De minwaardeberekening is door landmeter - expert Vanden Bussche als volgt gebeurd: De wijze van waardering is een berekening waarbij o.a. rekening wordt gehouden met de waardeverandering over het gehele getroffen perceel. Om deze waarde te bepalen, wordt ook gekeken naar de venale waarde die gesteund is op een combinatie van vergelijkende methode-analytische methode. Voor betrokken goederen worden relevante vergelijkingspunten aangebracht en onderzocht. De goederen worden hierbij afgewogen tegenover o.a. deze vergelijkingspunten. Naast de venale waarde wordt ook rekening gehouden met de gelijke behandeling van burgers voor de opgelegde openbare lasten in het kader van het algemeen belang en ermee rekening gehouden, de bestaande openbare en privatieve erfdienstbaarheden en de vigerende overheidsbesluiten over het grondgebruik.

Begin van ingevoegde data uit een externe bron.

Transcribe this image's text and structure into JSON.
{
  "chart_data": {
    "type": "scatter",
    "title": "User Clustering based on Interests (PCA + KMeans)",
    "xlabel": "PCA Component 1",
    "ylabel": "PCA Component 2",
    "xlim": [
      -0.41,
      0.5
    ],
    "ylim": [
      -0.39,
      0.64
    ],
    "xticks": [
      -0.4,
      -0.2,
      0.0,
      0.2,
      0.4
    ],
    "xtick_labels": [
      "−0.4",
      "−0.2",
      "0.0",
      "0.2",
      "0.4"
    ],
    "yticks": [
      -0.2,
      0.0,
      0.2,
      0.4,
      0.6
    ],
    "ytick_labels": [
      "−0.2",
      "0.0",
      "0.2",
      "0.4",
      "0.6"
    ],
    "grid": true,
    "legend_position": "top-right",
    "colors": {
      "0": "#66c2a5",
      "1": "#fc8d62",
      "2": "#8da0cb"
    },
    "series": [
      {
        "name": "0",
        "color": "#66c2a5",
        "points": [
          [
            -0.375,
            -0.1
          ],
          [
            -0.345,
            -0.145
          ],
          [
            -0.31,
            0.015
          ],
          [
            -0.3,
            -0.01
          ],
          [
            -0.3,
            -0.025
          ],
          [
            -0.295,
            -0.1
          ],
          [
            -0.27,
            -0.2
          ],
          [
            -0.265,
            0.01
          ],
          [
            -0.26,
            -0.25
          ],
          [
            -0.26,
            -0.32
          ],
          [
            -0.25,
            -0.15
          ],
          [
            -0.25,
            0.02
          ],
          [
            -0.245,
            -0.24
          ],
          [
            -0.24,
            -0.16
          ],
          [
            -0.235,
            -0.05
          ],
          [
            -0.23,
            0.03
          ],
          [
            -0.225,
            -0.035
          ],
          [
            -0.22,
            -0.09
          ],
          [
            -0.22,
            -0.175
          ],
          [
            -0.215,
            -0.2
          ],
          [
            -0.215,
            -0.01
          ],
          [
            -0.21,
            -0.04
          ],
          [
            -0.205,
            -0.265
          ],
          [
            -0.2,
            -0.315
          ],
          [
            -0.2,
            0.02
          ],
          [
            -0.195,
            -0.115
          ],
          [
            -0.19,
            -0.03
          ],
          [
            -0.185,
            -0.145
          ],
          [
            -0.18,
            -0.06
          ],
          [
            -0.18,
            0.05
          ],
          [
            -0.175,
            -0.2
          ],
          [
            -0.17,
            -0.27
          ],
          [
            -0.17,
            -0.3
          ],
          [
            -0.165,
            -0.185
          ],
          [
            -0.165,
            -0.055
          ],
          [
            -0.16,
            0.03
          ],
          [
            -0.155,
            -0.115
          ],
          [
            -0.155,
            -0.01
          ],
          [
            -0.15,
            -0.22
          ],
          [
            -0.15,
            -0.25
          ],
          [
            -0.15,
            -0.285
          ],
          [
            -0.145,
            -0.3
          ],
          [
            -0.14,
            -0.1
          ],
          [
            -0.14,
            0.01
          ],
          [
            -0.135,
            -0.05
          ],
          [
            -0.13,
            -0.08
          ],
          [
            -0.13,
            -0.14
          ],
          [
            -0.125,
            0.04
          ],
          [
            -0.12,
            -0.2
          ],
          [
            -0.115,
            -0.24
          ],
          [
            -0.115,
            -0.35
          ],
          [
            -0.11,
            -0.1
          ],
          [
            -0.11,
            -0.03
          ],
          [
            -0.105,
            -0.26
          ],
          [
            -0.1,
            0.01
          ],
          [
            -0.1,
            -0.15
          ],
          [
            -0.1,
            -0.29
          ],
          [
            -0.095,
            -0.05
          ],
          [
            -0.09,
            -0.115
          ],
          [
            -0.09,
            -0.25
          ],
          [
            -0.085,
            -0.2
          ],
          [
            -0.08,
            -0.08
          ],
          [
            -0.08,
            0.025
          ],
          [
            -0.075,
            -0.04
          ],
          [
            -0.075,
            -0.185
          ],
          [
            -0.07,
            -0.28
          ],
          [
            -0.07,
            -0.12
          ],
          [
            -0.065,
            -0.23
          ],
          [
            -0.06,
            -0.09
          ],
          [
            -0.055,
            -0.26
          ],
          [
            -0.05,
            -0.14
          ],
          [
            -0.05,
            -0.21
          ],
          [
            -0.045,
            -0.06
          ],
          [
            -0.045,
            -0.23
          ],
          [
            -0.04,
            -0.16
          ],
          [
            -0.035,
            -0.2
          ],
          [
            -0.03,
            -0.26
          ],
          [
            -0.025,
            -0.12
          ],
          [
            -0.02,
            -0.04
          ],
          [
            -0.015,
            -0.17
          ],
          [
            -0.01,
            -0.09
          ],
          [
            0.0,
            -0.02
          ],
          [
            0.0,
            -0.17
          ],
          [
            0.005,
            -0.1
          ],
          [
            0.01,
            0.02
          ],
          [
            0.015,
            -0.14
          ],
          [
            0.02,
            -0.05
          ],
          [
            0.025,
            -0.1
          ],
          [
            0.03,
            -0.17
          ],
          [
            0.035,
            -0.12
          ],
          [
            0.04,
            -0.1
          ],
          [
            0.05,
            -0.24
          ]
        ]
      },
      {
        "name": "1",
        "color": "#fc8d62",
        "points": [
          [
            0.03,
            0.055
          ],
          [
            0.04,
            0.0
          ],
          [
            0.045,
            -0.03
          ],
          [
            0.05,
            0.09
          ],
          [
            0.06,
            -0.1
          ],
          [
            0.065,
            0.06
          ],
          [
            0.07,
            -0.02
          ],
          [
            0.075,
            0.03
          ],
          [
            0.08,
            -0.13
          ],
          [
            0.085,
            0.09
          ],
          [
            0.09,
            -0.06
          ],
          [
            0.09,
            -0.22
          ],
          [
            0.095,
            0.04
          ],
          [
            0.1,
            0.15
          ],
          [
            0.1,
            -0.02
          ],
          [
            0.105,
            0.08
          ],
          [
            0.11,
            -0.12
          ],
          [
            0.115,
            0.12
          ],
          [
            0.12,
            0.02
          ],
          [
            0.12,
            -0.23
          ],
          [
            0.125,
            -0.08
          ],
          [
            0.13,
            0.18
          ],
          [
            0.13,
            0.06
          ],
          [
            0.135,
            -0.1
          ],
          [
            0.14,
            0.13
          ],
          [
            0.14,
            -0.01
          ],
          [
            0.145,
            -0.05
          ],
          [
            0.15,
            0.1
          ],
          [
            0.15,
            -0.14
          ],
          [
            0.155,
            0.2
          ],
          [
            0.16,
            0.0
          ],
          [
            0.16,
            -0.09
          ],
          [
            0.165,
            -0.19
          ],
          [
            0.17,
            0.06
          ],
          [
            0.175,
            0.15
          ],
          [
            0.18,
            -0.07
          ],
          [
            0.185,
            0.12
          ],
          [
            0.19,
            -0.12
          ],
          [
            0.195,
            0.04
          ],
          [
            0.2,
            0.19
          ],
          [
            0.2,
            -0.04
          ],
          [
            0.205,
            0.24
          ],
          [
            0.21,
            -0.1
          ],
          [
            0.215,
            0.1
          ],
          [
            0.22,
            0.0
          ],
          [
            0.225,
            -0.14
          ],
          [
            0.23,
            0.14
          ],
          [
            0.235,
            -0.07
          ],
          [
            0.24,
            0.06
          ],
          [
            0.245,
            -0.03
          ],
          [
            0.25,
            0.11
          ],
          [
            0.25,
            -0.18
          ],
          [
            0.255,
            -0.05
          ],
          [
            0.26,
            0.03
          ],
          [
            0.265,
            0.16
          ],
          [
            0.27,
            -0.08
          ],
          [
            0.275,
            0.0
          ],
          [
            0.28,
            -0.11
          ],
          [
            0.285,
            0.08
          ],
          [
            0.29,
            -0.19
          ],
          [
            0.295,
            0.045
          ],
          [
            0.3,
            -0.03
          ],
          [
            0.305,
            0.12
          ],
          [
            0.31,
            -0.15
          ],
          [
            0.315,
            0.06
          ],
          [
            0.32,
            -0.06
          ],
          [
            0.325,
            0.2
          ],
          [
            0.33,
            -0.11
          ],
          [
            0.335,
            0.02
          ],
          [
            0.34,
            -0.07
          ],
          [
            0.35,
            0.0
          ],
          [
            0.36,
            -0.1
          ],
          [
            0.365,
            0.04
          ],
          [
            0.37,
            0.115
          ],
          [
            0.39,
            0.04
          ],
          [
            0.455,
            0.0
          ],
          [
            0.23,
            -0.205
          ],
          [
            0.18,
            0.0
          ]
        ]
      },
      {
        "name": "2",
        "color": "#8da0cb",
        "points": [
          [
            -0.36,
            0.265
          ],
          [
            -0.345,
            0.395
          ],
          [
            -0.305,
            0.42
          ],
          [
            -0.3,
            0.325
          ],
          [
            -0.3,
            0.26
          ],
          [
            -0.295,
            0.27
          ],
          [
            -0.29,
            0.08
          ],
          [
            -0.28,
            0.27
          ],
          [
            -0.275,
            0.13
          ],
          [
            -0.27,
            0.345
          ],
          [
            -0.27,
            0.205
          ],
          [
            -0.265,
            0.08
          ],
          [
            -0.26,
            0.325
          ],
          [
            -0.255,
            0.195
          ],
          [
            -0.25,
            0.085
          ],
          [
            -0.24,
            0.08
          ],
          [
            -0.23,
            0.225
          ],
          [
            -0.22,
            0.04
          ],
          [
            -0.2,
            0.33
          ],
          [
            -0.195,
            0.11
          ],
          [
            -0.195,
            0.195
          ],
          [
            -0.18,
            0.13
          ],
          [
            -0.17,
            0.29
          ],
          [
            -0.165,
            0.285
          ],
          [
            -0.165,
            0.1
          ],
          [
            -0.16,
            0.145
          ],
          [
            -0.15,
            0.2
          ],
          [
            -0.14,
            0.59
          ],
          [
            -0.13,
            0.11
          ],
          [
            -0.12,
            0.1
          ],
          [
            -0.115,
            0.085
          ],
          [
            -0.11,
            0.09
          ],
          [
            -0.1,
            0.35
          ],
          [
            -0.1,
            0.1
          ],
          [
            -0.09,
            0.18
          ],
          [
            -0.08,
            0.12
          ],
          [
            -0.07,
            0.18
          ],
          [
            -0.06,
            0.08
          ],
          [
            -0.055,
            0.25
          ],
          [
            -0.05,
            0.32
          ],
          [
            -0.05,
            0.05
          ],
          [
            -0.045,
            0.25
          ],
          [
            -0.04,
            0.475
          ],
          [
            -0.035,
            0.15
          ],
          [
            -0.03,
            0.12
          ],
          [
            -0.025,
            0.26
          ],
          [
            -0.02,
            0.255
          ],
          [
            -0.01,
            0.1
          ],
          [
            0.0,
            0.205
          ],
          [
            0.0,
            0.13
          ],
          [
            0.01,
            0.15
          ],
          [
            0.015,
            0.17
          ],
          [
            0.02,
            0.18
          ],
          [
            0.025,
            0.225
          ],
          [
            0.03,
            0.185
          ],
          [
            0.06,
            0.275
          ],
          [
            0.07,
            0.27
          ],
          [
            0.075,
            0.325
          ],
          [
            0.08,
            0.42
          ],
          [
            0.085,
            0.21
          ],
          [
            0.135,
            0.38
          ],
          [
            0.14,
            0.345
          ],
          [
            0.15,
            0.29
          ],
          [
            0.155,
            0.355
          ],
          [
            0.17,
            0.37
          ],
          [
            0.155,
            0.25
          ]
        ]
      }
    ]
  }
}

Ook wordt rekening gehouden met reeds bestaande doorgangen. Dit leidt er uiteindelijk toe om de waardeverandering te kennen voor en na de uitvoering van de vooropgestelde nieuwe rooilijn. Het volledige verslag van de berekening van de minwaarde is als bijlage toegevoegd.
De minwaardeberekening zal verrekend worden met de onteigeningsvergoeding.
Mondelinge toelichting ter zitting wordt gegeven door burgemeester Jos Sypré, bevoegd voor mobiliteit.
Er is een tussenkomst door raadslid Jef Vansteenhuyse beantwoord door burgemeester Jos Sypré.
Artikel 1: Het gemeentelijk rooilijnplan 'Steenoven-Tinhoutstraat', opgemaakt door landmeter Vanden Bussche, wordt voorlopig vastgesteld.
Artikel 2: Het voorlopig vastgesteld rooilijnplan zal het voorwerp uitmaken van een openbaar onderzoek en zal ter inzage gelegd worden in het gemeentehuis, conform het decreet van 3 mei 2019 houdende de gemeentewegen.
Artikel 3: Akkoord te gaan met de voorgestelde minwaarde zoals bepaald door de landmeter-expert Vanden Bussche.
Artikel 4: Deze beslissing wordt ter kennis gebracht van de heer provinciegouverneur, zoals bepaald in artikel 330 e.v. van het decreet over het lokaal bestuur.